La marquise de Condorcet: Sa Famille, son Salon, ses Amis, 1764-1822
Part 9
C’est pour son Elisa qu’il écrivait ces _Avis d’un proscrit_, admirable testament qui honore à jamais sa mémoire et qui commence par ces lignes sublimes: «Mon enfant, si mes caresses, si mes soins ont pu, dans ta première enfance, te consoler quelquefois, si ton cœur en a gardé le souvenir, puissent ces conseils, dictés par ma tendresse, être reçus de toi avec une douce confiance et contribuer à ton bonheur.
«Dans quelque situation que tu sois, quand tu liras ces lignes que je trace loin de toi, indifférent à ma destinée, mais occupé de la tienne et de celle de ta mère, songe que rien ne t’en garantit la durée.»
«Prends l’habitude du travail...» Et après avoir insisté sur cette source de bonheur, Condorcet cherchait à détourner sa fille de la personnalité et de l’égoïsme; il lui parlait de «l’habitude des actions de bonté» et il lui traçait pour ainsi dire tout un code merveilleux de générosité et de bienfaisance.
Quelquefois la poésie, ce cri des grandes douleurs, lui dictait des vers où il exprimait les mêmes sentiments d’amour et de regret pour les deux êtres qui lui étaient si chers.
Au mois de décembre 1793, il avait adressé à sa femme une pièce qu’il avait intitulée _Le Polonais exilé en Sibérie_:
Pour la septième fois renaît cette journée Qui vit à tes beaux jours unir ma destinée... Je n’ai point par des vers célébré mon bonheur,... Mais on aime à parler sitôt qu’on est à plaindre.
Sa fille se rappellerait-elle de lui? C’était là sa grande préoccupation:
Crois-tu que notre enfant puisse encor retenir De son père proscrit un faible souvenir? Que son cœur de mes traits ait gardé quelque image? Dis-lui que je l’aimais...
Ailleurs, il défendait sa mémoire:
Ils m’ont dit: choisis d’être oppresseur ou victime, J’embrassai le malheur et leur laissai le crime...
Et revenant à sa délicieuse Sophie:
J’ai servi mon pays, j’ai possédé ton cœur, Je n’aurai point vécu sans goûter le bonheur.
Tenant déjà dans sa main la coupe fatale, il écrivait[141]: «Je ne puis regretter la vie que pour ma femme et mon Elisa; elles en auraient embelli les derniers instants. Ma vie pouvait leur être utile; elle était chère à Sophie. Je périrai comme Socrate et Sidney pour avoir servi la liberté de mon pays.»
[141] Fragment (mars 1794) qui était resté entre les mains de Mme Vernet.
Le lendemain du jour où il traçait ces lignes, il inscrivait ces pensées sur la feuille de garde d’une histoire d’Espagne[142]:
[142] Testament (mars 1794).
«Les conseils que j’ai écrits pour Elisa, des Lettres de sa mère sur la Sympathie, serviront à son éducation morale.

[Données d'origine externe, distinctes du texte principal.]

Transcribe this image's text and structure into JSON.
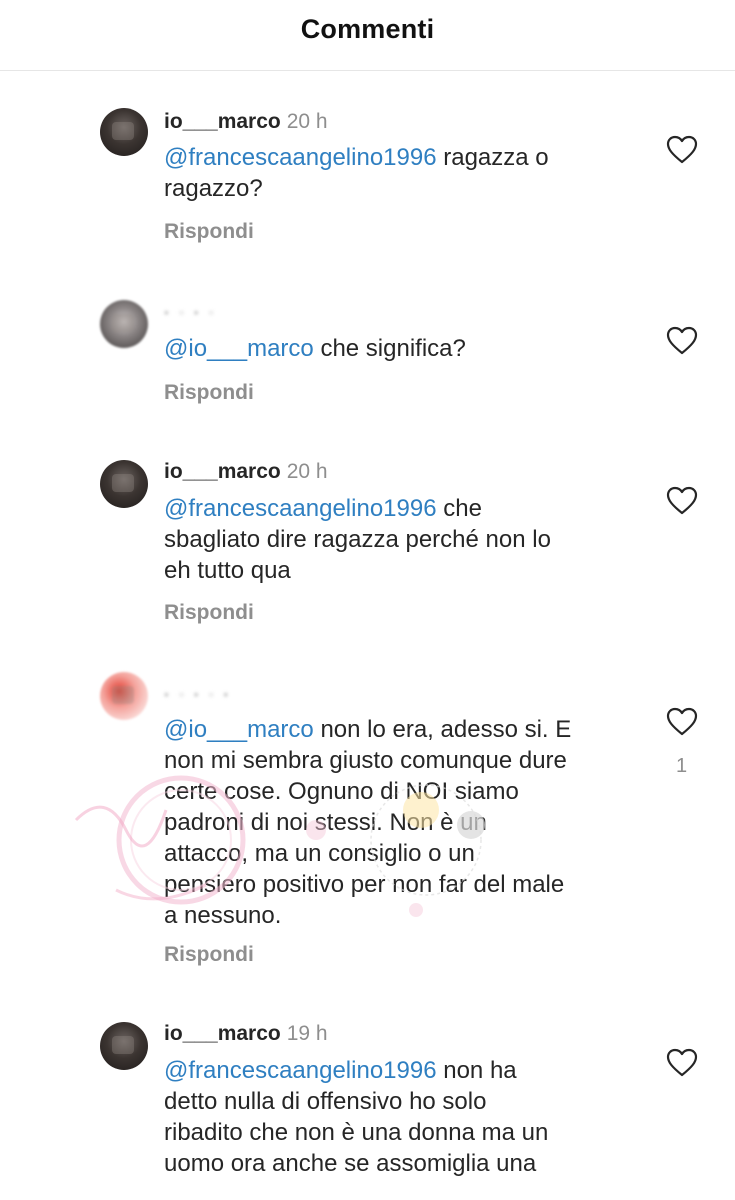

D’autres fragments de sa mère donneront sur le même objet des vues très utiles[143].»
[143] Cet ouvrage est, malheureusement, non seulement inédit, mais très probablement perdu pour toujours. Malgré toutes mes recherches dans les papiers de famille, je n’ai rien pu trouver à ce sujet. Quant aux _Mémoires de Condorcet_, en 2 vol. in-8º parus en 1824, ai-je besoin de dire qu’ils sont absolument apocryphes et, par conséquent, indignes de toute confiance.
Il était persuadé que non seulement il n’échapperait pas à la mort, mais que Sophie elle-même ne tarderait pas à le suivre sur l’échafaud. Aussi, ce testament, adressé à Mme Vernet, débutait-il ainsi: «Si ma fille est destinée à tout perdre, je prie sa seconde mère (Mme Vernet) d’écouter ces derniers désirs d’un père innocent et malheureux... Je recommande de lui parler souvent de nous; d’entretenir le souvenir qu’elle en conserve; de lui faire lire, quand il en sera temps, nos instructions dans les originaux mêmes.
«... Si elle conserve Sophie, je prie celle-ci d’apprendre à Elisa à connaître, à aimer sa seconde mère. Je prie celle-ci de lui parler de la tendresse de sa mère pour moi et de son courage pendant tout le temps de cette longue persécution. Je ne dis rien de mes sentiments pour la généreuse amie à qui cet écrit est destiné; en interrogeant son cœur, en se mettant à ma place, elle les connaîtra tous.»
Le philosophe terminait en recommandant qu’on éloignât de sa fille tout sentiment de vengeance; «c’est au nom de son père que ce sacrifice sera réclamé». Puis, il conseillait à Elisa d’apprendre l’anglais, parce que si Mme Vernet venait à lui manquer, elle devrait passer en Angleterre, chez milord Stanhope ou, en Amérique, chez Bache, petit-fils de Franklin, ou chez Jefferson.
Ces trois hommes excellents, on se le rappelle, étaient des hôtes assidus et choyés du salon de l’Hôtel des Monnaies.
L’heure fatale, dont le philosophe avait depuis plusieurs mois le terrible pressentiment, approchait. Le 5 germinal an II (25 mars 1794), Condorcet apprit qu’une visite domiciliaire serait faite le lendemain chez Mme Vernet et il résolut aussitôt de quitter sa retraite pour aller se cacher dans les environs de Paris. Il prévint de sa détermination sa bienfaitrice, et, comme celle-ci se récriait, il ajouta: «Plus j’admire votre courage, plus mon devoir d’honnête homme m’impose de ne point en abuser. La loi est positive. Vous êtes hors la loi puisque vous me cachez. Si on me découvrait chez vous, vous auriez la même fin triste que moi. Je ne puis plus rester.» Et cette femme sublime de répondre: «La Convention, Monsieur, a le droit de mettre hors la loi. Elle n’a pas le pouvoir de mettre hors de l’humanité. Vous resterez.»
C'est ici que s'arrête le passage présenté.